REVIEW – “John Wick: Chapter 4”

The trajectory of the John Wick franchise is absolutely fascinating – what started as a modest, low-budget action film in 2014 spawned into a franchise that has made over half a billion dollars worldwide. Though for most that saw the original John Wick when it came out back in 2014, it was clear that there was a vision behind the camera – not only within how stylish and precise the action was in comparison to most modern, American action films; but within the lore and world-building on display. Cut ahead to nearly ten years later with John Wick Chapter Four, and the creatives behind the franchise continue to impress with so much originality in each and every set-piece, as well as so much care and focus put into the intricacies of the lore of this secret society in which these characters live in. 

It’s this attention to detail that makes Chapter Four something genuinely special for the franchise – I’ve been a fan of the series as long as everyone else, as I’ve seen them all in theaters and loved the entire trilogy. But even with that being said, Chapter Four simply takes the franchise to new heights; it reminded me a ton of Mission: Impossible – Fallout, in the sense that it is a perfect crescendo and culmination of everything that the series does best and amplifies it as loud as it can possibly go. You thought the third-act set piece of Chapter Three was impressive? Or the museum sequence in Chapter Two? Wait until you see how elaborately designed and executed the set pieces here are. 

Without being too specific to avoid spoilers, there are a handful of set-pieces here that I would consider to be some of the best I’ve ever seen put to film before. Namely an incredible sequence in a night club where cinematographer Dan Lausten shows his chops with potentially his best work yet, as well as a mesmerizing sequence in Paris traffic, or even a sequence in Osaka that is one of the most dazzling sequences I’ve seen put to film in quite some time. At first glance, the 169 may feel a bit jarring to some as the franchise usually comes in a little below or above 120 minutes – but by the end, I promise you wouldn’t have it any other way as there is not a single sequence here that is worth cutting from the film. 

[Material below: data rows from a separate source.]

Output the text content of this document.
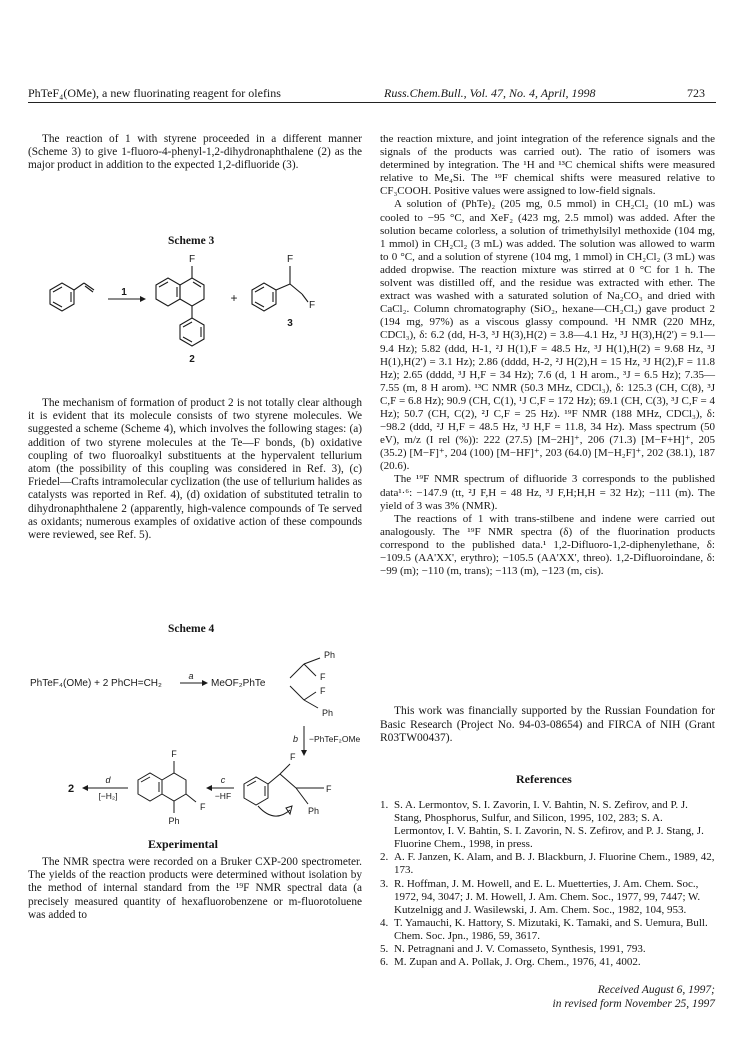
PhTeF₄(OMe), a new fluorinating reagent for olefins	Russ.Chem.Bull., Vol. 47, No. 4, April, 1998	723

The reaction of 1 with styrene proceeded in a different manner (Scheme 3) to give 1-fluoro-4-phenyl-1,2-dihydronaphthalene (2) as the major product in addition to the expected 1,2-difluoride (3).

Scheme 3
1
F
2
+
F
F
3

The mechanism of formation of product 2 is not totally clear although it is evident that its molecule consists of two styrene molecules. We suggested a scheme (Scheme 4), which involves the following stages: (a) addition of two styrene molecules at the Te—F bonds, (b) oxidative coupling of two fluoroalkyl substituents at the hypervalent tellurium atom (the possibility of this coupling was considered in Ref. 3), (c) Friedel—Crafts intramolecular cyclization (the use of tellurium halides as catalysts was reported in Ref. 4), (d) oxidation of substituted tetralin to dihydronaphthalene 2 (apparently, high-valence compounds of Te served as oxidants; numerous examples of oxidative action of these compounds were reviewed, see Ref. 5).

Scheme 4
PhTeF₄(OMe) + 2 PhCH=CH₂
a
MeOF₂PhTe
Ph
F
F
Ph
b −PhTeF₂OMe
F
F
Ph
c
−HF
F
F
Ph
d
[−H₂]
2
Experimental

The NMR spectra were recorded on a Bruker CXP-200 spectrometer. The yields of the reaction products were determined without isolation by the method of internal standard from the ¹⁹F NMR spectral data (a precisely measured quantity of hexafluorobenzene or m-fluorotoluene was added to

the reaction mixture, and joint integration of the reference signals and the signals of the products was carried out). The ratio of isomers was determined by integration. The ¹H and ¹³C chemical shifts were measured relative to Me₄Si. The ¹⁹F chemical shifts were measured relative to CF₃COOH. Positive values were assigned to low-field signals.

A solution of (PhTe)₂ (205 mg, 0.5 mmol) in CH₂Cl₂ (10 mL) was cooled to −95 °C, and XeF₂ (423 mg, 2.5 mmol) was added. After the solution became colorless, a solution of trimethylsilyl methoxide (104 mg, 1 mmol) in CH₂Cl₂ (3 mL) was added. The solution was allowed to warm to 0 °C, and a solution of styrene (104 mg, 1 mmol) in CH₂Cl₂ (3 mL) was added dropwise. The reaction mixture was stirred at 0 °C for 1 h. The solvent was distilled off, and the residue was extracted with ether. The extract was washed with a saturated solution of Na₂CO₃ and dried with CaCl₂. Column chromatography (SiO₂, hexane—CH₂Cl₂) gave product 2 (194 mg, 97%) as a viscous glassy compound. ¹H NMR (220 MHz, CDCl₃), δ: 6.2 (dd, H-3, ³J H(3),H(2) = 3.8—4.1 Hz, ³J H(3),H(2') = 9.1—9.4 Hz); 5.82 (ddd, H-1, ²J H(1),F = 48.5 Hz, ³J H(1),H(2) = 9.68 Hz, ³J H(1),H(2') = 3.1 Hz); 2.86 (dddd, H-2, ²J H(2),H = 15 Hz, ³J H(2),F = 11.8 Hz); 2.65 (dddd, ³J H,F = 34 Hz); 7.6 (d, 1 H arom., ³J = 6.5 Hz); 7.35—7.55 (m, 8 H arom). ¹³C NMR (50.3 MHz, CDCl₃), δ: 125.3 (CH, C(8), ³J C,F = 6.8 Hz); 90.9 (CH, C(1), ¹J C,F = 172 Hz); 69.1 (CH, C(3), ³J C,F = 4 Hz); 50.7 (CH, C(2), ²J C,F = 25 Hz). ¹⁹F NMR (188 MHz, CDCl₃), δ: −98.2 (ddd, ²J H,F = 48.5 Hz, ³J H,F = 11.8, 34 Hz). Mass spectrum (50 eV), m/z (I rel (%)): 222 (27.5) [M−2H]⁺, 206 (71.3) [M−F+H]⁺, 205 (35.2) [M−F]⁺, 204 (100) [M−HF]⁺, 203 (64.0) [M−H₂F]⁺, 202 (38.1), 187 (20.6).

The ¹⁹F NMR spectrum of difluoride 3 corresponds to the published data¹·⁶: −147.9 (tt, ²J F,H = 48 Hz, ³J F,H;H,H = 32 Hz); −111 (m). The yield of 3 was 3% (NMR).

The reactions of 1 with trans-stilbene and indene were carried out analogously. The ¹⁹F NMR spectra (δ) of the fluorination products correspond to the published data.¹ 1,2-Difluoro-1,2-diphenylethane, δ: −109.5 (AA'XX', erythro); −105.5 (AA'XX', threo). 1,2-Difluoroindane, δ: −99 (m); −110 (m, trans); −113 (m), −123 (m, cis).

This work was financially supported by the Russian Foundation for Basic Research (Project No. 94-03-08654) and FIRCA of NIH (Grant R03TW00437).

References
1. S. A. Lermontov, S. I. Zavorin, I. V. Bahtin, N. S. Zefirov, and P. J. Stang, Phosphorus, Sulfur, and Silicon, 1995, 102, 283; S. A. Lermontov, I. V. Bahtin, S. I. Zavorin, N. S. Zefirov, and P. J. Stang, J. Fluorine Chem., 1998, in press.
2. A. F. Janzen, K. Alam, and B. J. Blackburn, J. Fluorine Chem., 1989, 42, 173.
3. R. Hoffman, J. M. Howell, and E. L. Muetterties, J. Am. Chem. Soc., 1972, 94, 3047; J. M. Howell, J. Am. Chem. Soc., 1977, 99, 7447; W. Kutzelnigg and J. Wasilewski, J. Am. Chem. Soc., 1982, 104, 953.
4. T. Yamauchi, K. Hattory, S. Mizutaki, K. Tamaki, and S. Uemura, Bull. Chem. Soc. Jpn., 1986, 59, 3617.
5. N. Petragnani and J. V. Comasseto, Synthesis, 1991, 793.
6. M. Zupan and A. Pollak, J. Org. Chem., 1976, 41, 4002.
Received August 6, 1997;
in revised form November 25, 1997
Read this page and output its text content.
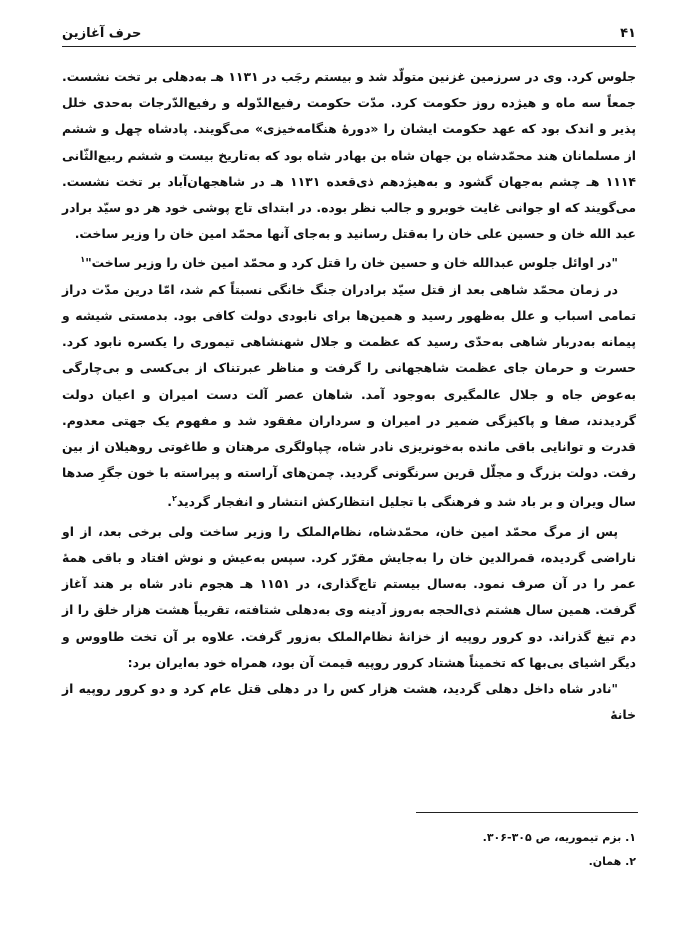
حرف آغازین	۴۱

جلوس کرد. وی در سرزمین غزنین متولّد شد و بیستم رجَب در ۱۱۳۱ هـ به‌دهلی بر تخت نشست. جمعاً سه ماه و هیژده روز حکومت کرد. مدّت حکومت رفیع‌الدّوله و رفیع‌الدّرجات به‌حدی خلل پذیر و اندک بود که عهد حکومت ایشان را «دورهٔ هنگامه‌خیزی» می‌گویند. پادشاه چهل و ششم از مسلمانان هند محمّدشاه بن جهان شاه بن بهادر شاه بود که به‌تاریخ بیست و ششم ربیع‌الثّانی ۱۱۱۴ هـ چشم به‌جهان گشود و به‌هیژدهم ذی‌قعده ۱۱۳۱ هـ در شاهجهان‌آباد بر تخت نشست. می‌گویند که او جوانی غایت خوبرو و جالب نظر بوده. در ابتدای تاج پوشی خود هر دو سیّد برادر عبد الله خان و حسین علی خان را به‌قتل رسانید و به‌جای آنها محمّد امین خان را وزیر ساخت.

"در اوائل جلوس عبدالله خان و حسین خان را قتل کرد و محمّد امین خان را وزیر ساخت"$^۱$

در زمان محمّد شاهی بعد از قتل سیّد برادران جنگ خانگی نسبتاً کم شد، امّا درین مدّت دراز تمامی اسباب و علل به‌ظهور رسید و همین‌ها برای نابودی دولت کافی بود. بدمستی شیشه و پیمانه به‌دربار شاهی به‌حدّی رسید که عظمت و جلال شهنشاهی تیموری را یکسره نابود کرد. حسرت و حرمان جای عظمت شاهجهانی را گرفت و مناظر عبرتناک از بی‌کسی و بی‌چارگی به‌عوض جاه و جلال عالمگیری به‌وجود آمد. شاهان عصر آلت دست امیران و اعیان دولت گردیدند، صفا و پاکیزگی ضمیر در امیران و سرداران مفقود شد و مفهوم یک جهتی معدوم. قدرت و توانایی باقی مانده به‌خونریزی نادر شاه، چپاولگری مرهتان و طاغوتی روهیلان از بین رفت. دولت بزرگ و مجلّل قرین سرنگونی گردید. چمن‌های آراسته و پیراسته با خون جگرِ صدها سال ویران و بر باد شد و فرهنگی با تجلیل انتظارکش انتشار و انفجار گردید$^۲$.

پس از مرگ محمّد امین خان، محمّدشاه، نظام‌الملک را وزیر ساخت ولی برخی بعد، از او ناراضی گردیده، قمرالدین خان را به‌جایش مقرّر کرد. سپس به‌عیش و نوش افتاد و باقی همهٔ عمر را در آن صرف نمود. به‌سال بیستم تاج‌گذاری، در ۱۱۵۱ هـ هجوم نادر شاه بر هند آغاز گرفت. همین سال هشتم ذی‌الحجه به‌روز آدینه وی به‌دهلی شتافته، تقریباً هشت هزار خلق را از دم تیغ گذراند. دو کرور روپیه از خزانهٔ نظام‌الملک به‌زور گرفت. علاوه بر آن تخت طاووس و دیگر اشیای بی‌بها که تخمیناً هشتاد کرور روپیه قیمت آن بود، همراه خود به‌ایران برد:

"نادر شاه داخل دهلی گردید، هشت هزار کس را در دهلی قتل عام کرد و دو کرور روپیه از خانهٔ

۱. بزم تیموریه، ص ۳۰۵-۳۰۶.
۲. همان.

Another really impressive element to the longevity of this franchise is how synonymous it is with Keanu Reeves as an actor – there is simply no one else who could play the role with the same type of commitment to the physicality and specificity to the character’s personality. Here in Chapter Four, both the character and Keanu as a performer get the most to do in comparison to the rest of the franchise. The only reason the character of John Wick works is due to the emotion you feel for him due to the opening of the first film where you internalize everything he thinks and feels. In Chapter Four, it feels like there is the most dramatic weight to be felt since the first film – and it works so incredibly well; only adding to how important and consequential this one feels to the franchise as a whole. 

It’s not only just Keanu as John Wick that makes this a really impressive outing for the franchise, as the supporting cast really comes to play here. Not only do the supporting players like Ian McShane, Laurence Fishburne and the late Lance Reddick (Rest in Peace, legend!) have fun returning to their roles – but the new characters are the best the franchise has ever introduced. Bill Skarsgard shines as the villain Marquis, and the array of shady-yet-likable assassins are incredibly compelling; such as Hiroyuki Sanada, Rina Sawayama, and Clancy Brown. Shamier Anderson as the character Tracker really shines here, as he has such a unique chemistry with Wick and feels so unique to the rest of the franchise. Scott Adkins has potentially the best sequence of the franchise within this film, and serves as a wonderful adversary to John. However, the biggest name of the supporting cast and easily one of the best elements of the film is that of Donnie Yen; Donnie is obviously a legend in the industry, but he helps elevate Chapter Four to even higher heights than we’ve ever seen from the franchise – from his incredible physicality to his sense of humor and genuinely phenomenal chemistry with Keanu, I thought he was absolutely fantastic here.

Is John Wick Chapter Four the best of the entire franchise? I genuinely believe so. You’d be hard-pressed to find better set-pieces and elaborate fight choreography, better use of Keanu, and better world-building in the franchise – and even outside of the franchise itself, I’d give this the mantle of being the best action film I’ve seen in the last five years (only behind the aforementioned Mission: Impossible – Fallout) and an instant classic for the genre. It feels like the entire franchise has been leading up to this point in many different ways, as director Chad Stahelski gives it his absolute all with one of the most gorgeous, ferociously entertaining and paced action films that has ever been made. A near-masterpiece.